- Born: Katharina Böhm 20 November 1964 (age 61) Sorengo, Switzerland
- Occupation: Actress
- Partner: Rick Ostermann
- Children: 1
- Parents: Karlheinz Böhm (father); Barbara Kwiatkowska-Lass (mother);
- Relatives: Karl Böhm (grandfather)

= Katharina Böhm =

Austrian actress (born 1964)

Katharina Böhm (born 20 November 1964) is a Swiss-born Austrian actress.

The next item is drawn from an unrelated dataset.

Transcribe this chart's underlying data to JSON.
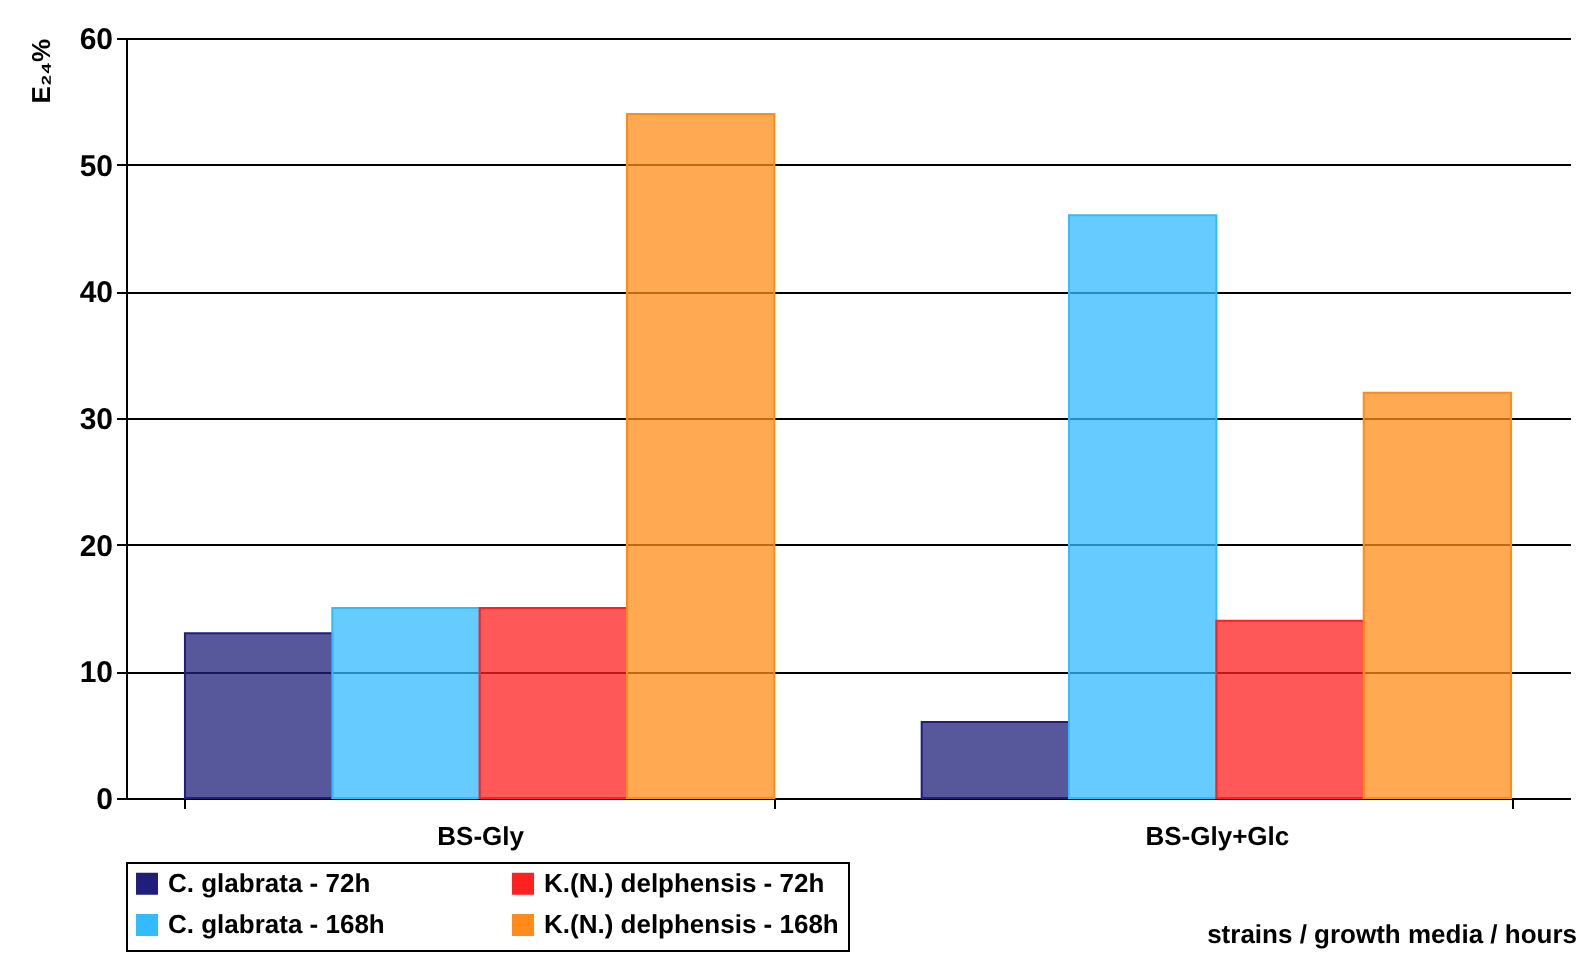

Between 1999 and 2002 she played the role of Livia Burlando in the Italian TV series Il commissario Montalbano, based on the character Salvo Montalbano from the novels created by Andrea Camilleri.

Böhm was born in Sorengo, Switzerland, the daughter of Karlheinz Böhm and Barbara Kwiatkowska-Lass, as well as the granddaughter of Karl Böhm. She first appeared on camera in 1978, when she played a lead role (Klara) in the Austrian television production of Heidi. She played Susanne 'Nane' von Guldenburg in Das Erbe der Guldenburgs (1987 to 1990). Her more recent work includes four different roles in different episodes of The Old Fox between 2002 and 2010. In 2010 she was in Season 8, Episode 3 of Stolberg. Since 2012 she starred as First Police Chief Inspector Vera Lanz in Die Chefin.

Böhm is the longtime companion of assistant director Rick Ostermann, the couple live in Baldham near Munich, Germany with her son Samuel (born 1998).